Et ça marche. La ferveur qui les porte nous fait croire en la réussite de leur quête. Qu’ont-ils à perdre dans ce combat ? Certainement pas la chaleur d’un foyer car ils n’y étaient pas dorlotés. Peut-être la promesse d’un avenir meilleur car ne s’offrait à eux qu’une vie miséreuse. C’est sans doute-là leur unique chance de vivre libres et de croire, quelque temps du moins, que la vie pourrait enfin leur sourire. Et tout cela donne à ce voyage en Terre sainte un aspect poétique.

Ce récit d’apprentissage est superbement illustré par Chloé Cruchaudet. Son ambiance graphique aux tons délavés nous plonge dans un univers moyenâgeux, pauvre et austère mais l’optimisme de ces enfants fait un superbe pied de nez à la violence de ce monde. Les personnages aux traits doux pour les uns, farouches pour les autres, sont expressifs à souhait. Les visages sont mangés par de grands yeux ronds comme des billes, de francs sourires ou des moues boudeuses… on ressent vite de l’empathie pour les jeunes personnages de l’histoire.

Au cœur de cet album bat une belle histoire d’amitié. Il est aussi questions de croyance, de convictions et d’espoir. Le voyage m’a beaucoup plu.

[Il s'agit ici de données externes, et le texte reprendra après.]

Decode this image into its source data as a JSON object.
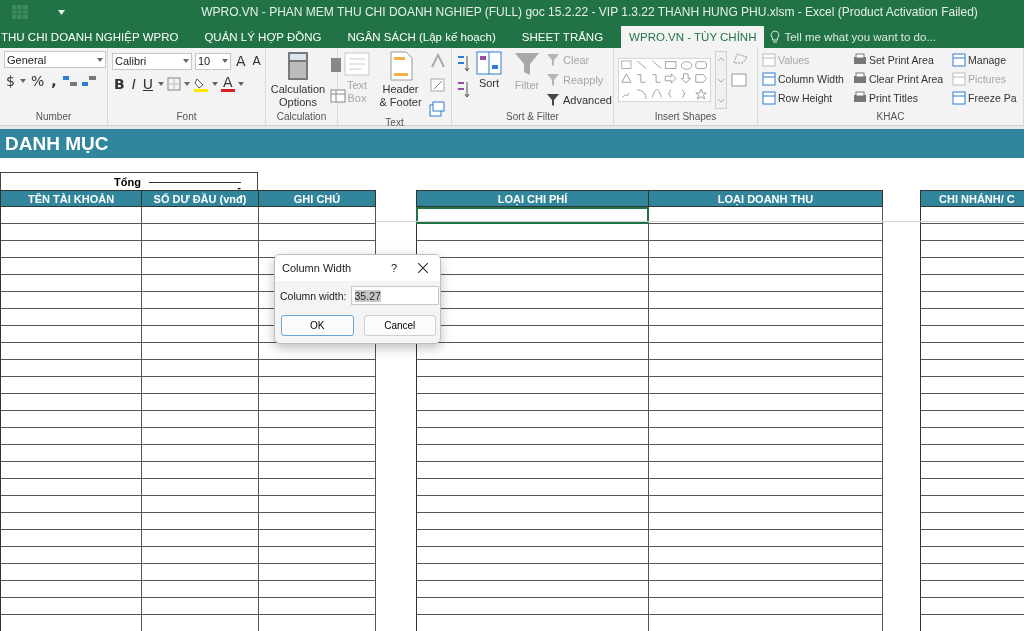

Ce qu’en dit « Planète BD » :

On ne présente plus Chloé Cruchaudet qui, album après album (Groenland Manhattan, Mauvais genre, La poudre d’escampette, entre autres) tisse une œuvre singulière et captivante. Avec La croisade des innocents, elle poursuit cette inlassable quête, en s’inspirant de la croisade des enfants, une expédition des croisades populaires menée au XIIIème siècle par des gens du peuple voulant partir en Terre Sainte pour délivrer Jérusalem, à l’image des croisades de chevaliers. La Croisade des Innocents est un véritable bijou, tant par le scénario irrévérencieux au possible, jetant un pavé dans la mare de la religion… que par son trait qui, derrière une délicatesse apparente, cache une incroyable noirceur. D’emblée, avec une scène bien morbide, il se dégage une atmosphère singulière qui emporte dès les premières pages pour ne plus vous lâcher. Son dessin au trait fin contrebalance avec les couleurs sombres et délavées aux tons carmin, verdâtres et grisonnantes choisies. On ressort de ce voyage étrange aux confins des croyances avec un plaisir non dissimulé et une innocence bafouée, dans un rire sardonique.